Voltamos ao A hora da estrela, de Clarice Lispector. Texto que permite múltiplas reflexões sobre linguagem, literatura e tradução. Extraio dele mais alguns excertos, a fim de tecer comentários adicionais que nos inspiram o texto do heterônimo Rodrigo S. M.
A narrativa dessa obra de Lispector começa com uma longa hesitação, do próprio autor heterônimo, sobre a possibilidade de se descrever a trajetória de Macabéa; e sobre sua capacidade de fazê-lo, inclusive do ponto de vista literário. É nesse clima de indecisão que a autora reflete profundamente sobre a arte de escrever e sobre a natureza mesma da linguagem. É um texto em que ela supostamente, como estratégia literária, buscar afastar-se da “escrita difícil”, para aproximar-se da personagem e do próprio leitor por meio do heterônimo.
Escritor iniciante e vacilante, Rodrigo S. M. se questiona sobre a interseção entre o texto e a realidade: “Como começar pelo início, se as coisas acontecem antes de acontecer? […] Como que estou escrevendo na hora mesma em que sou lido”. Autor e leitor se confundem na tradução da realidade em escritura.
Essa tradução o faz tentar ir além do que se supunha capaz: “Transgredir, porém, os meus próprios limites me fascinou de repente.
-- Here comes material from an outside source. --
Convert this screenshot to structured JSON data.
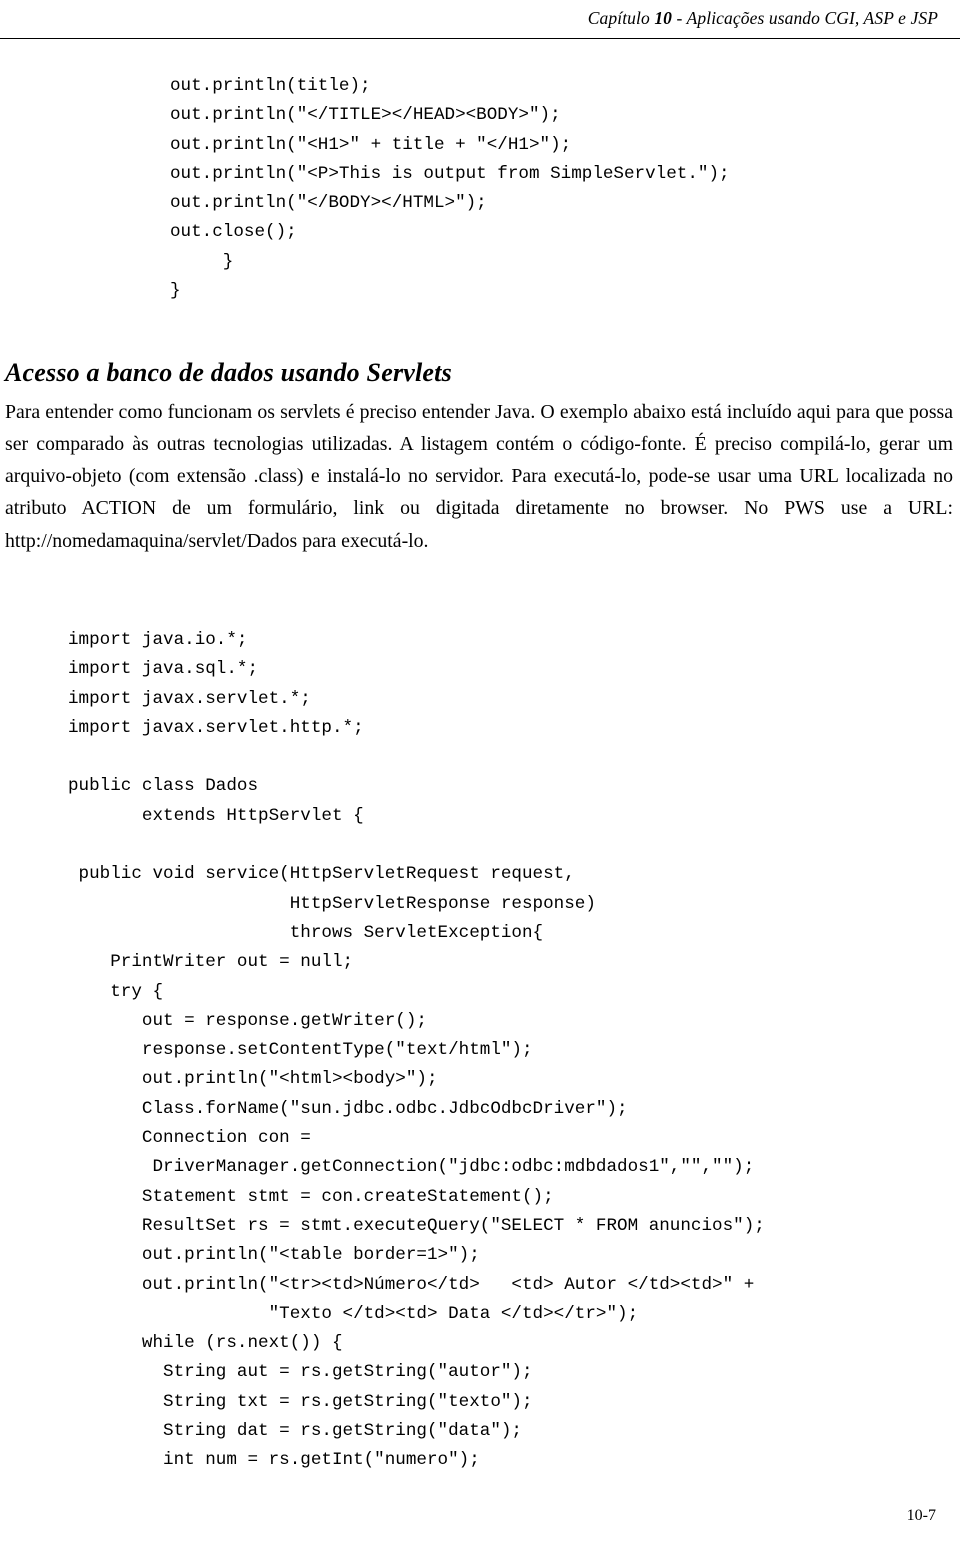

E foi quando pensei em escrever sobre a realidade, já que essa me ultrapassa. Qualquer que seja o que quer dizer ‘realidade’’’. O heterônimo explicita aqui o caráter tentativo de seu texto e a natureza esquiva da realidade que ele vai tentar retratar. A realidade de uma personagem que ele mesmo admite pouco conhecer, alguém que meramente vira de relance. Mas decide, enfim, dar o salto.
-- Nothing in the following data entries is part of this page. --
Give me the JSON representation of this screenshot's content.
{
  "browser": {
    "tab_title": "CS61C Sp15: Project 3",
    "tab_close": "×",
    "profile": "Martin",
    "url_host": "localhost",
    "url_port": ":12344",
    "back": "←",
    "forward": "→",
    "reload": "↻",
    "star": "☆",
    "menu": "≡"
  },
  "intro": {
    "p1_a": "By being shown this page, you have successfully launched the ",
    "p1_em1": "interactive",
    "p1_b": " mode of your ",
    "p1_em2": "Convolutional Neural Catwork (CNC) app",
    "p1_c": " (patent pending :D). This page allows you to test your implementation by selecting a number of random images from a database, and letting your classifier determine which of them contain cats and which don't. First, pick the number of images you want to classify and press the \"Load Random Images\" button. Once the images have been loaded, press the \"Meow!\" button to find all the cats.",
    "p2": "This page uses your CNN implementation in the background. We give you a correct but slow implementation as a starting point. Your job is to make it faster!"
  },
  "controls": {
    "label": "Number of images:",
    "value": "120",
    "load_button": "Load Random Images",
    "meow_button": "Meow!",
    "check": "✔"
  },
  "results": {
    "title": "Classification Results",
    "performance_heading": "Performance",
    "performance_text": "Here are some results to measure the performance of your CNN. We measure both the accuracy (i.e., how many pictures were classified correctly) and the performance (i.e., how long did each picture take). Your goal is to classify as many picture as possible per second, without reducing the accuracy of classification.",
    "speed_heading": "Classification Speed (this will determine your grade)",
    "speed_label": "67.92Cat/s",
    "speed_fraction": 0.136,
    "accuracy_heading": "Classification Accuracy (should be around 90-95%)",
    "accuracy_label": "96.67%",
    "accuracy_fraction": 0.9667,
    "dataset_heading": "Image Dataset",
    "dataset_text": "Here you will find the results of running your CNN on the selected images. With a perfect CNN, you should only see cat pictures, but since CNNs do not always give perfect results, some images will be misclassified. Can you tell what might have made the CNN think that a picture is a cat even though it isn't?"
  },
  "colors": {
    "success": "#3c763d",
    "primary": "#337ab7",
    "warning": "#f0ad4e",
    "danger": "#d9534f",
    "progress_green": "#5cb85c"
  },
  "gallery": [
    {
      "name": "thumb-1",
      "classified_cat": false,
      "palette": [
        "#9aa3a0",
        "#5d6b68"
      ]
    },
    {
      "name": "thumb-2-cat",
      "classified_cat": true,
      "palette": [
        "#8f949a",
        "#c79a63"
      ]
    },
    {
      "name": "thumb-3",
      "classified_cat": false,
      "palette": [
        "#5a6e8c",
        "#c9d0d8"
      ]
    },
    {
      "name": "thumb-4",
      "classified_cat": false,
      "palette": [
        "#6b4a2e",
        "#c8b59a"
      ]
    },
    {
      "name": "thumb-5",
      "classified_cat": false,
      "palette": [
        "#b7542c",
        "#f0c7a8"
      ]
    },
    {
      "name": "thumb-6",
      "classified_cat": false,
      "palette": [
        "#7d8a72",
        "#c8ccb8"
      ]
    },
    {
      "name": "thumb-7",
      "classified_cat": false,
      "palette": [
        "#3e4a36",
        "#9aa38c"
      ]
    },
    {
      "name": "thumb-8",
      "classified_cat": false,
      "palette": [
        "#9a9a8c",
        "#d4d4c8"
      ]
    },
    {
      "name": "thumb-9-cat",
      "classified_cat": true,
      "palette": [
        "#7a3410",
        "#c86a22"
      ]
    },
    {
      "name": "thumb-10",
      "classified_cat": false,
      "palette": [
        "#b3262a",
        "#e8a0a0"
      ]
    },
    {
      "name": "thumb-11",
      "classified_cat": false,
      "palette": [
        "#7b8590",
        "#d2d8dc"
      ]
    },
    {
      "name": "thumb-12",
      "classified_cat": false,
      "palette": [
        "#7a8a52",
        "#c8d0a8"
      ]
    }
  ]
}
Obcecado pela transcrição de fatos e da realidade, nus e crus, o autor aponta uma espécie de relação unívoca entre fatos, ou coisas, e palavras. Fenômeno que simplificaria sua tarefa de tradução, mas que se revela falacioso e, no final, impraticável — o que o leva a recorrer à invenção, escorado em nada menos que um mandato divino: “Mas que ao escrever — que o nome real seja dado às coisas. Cada coisa é uma palavra. E quando não se a tem, inventa-se-a. Esse vosso Deus que nos mandou inventar”.
A tarefa de tradução da realidade em escritura induz o autor a especular, também, sobre a natureza mesma da palavra, como instrumento crucial desse exercício: “… a palavra é fruto da palavra. A palavra tem que se parecer com a palavra. Atingi-la é o meu primeiro dever para comigo. E a palavra não pode ser enfeitada e artisticamente vã, tem que ser apenas ela”. A descrição de fatos nus e crus exige, conforme a concepção de Rodrigo S. M., palavras igualmente nuas e cruas, com a objetividade do substantivo descarnado e a dispensa de adjetivos inúteis: “Vejo agora que esqueci de dizer que por enquanto nada leio para não contaminar com luxos a simplicidade de minha linguagem”.
Julga-se ele capaz de traduzir fielmente a realidade, com essa linguagem pura, a palavra que se parece com a palavra, a palavra que apenas reflete o fato simples, óbvio, o fado triste de Macabéa. E nessa tradução, o heterônimo conduz o leitor a acompanhar de muito perto a trajetória da personagem, narrada com o realismo que só a reprodução direta da realidade faculta: “… com apenas um modo de pontuar, faço malabarismos de entonação, obrigo o respirar alheio a me acompanhar o texto”.
A hesitação do autor, embora não desapareça de todo, é vencida por algo que o move em direção ao texto. E esse algo tem um potente elemento linguístico, que o heterônimo explicita dessa forma: “Por que escrevo? Antes de tudo porque captei o espírito da língua e assim às vezes a forma é que faz conteúdo. Escrevo portanto não por causa da nordestina mas por motivo grave de ‘força maior’”.
Rodrigo S. M. convida o leitor a segui-lo nessa viagem, ainda que se trate de “livro inacabado porque lhe falta a resposta”. Mas esse desafio é lá do leitor.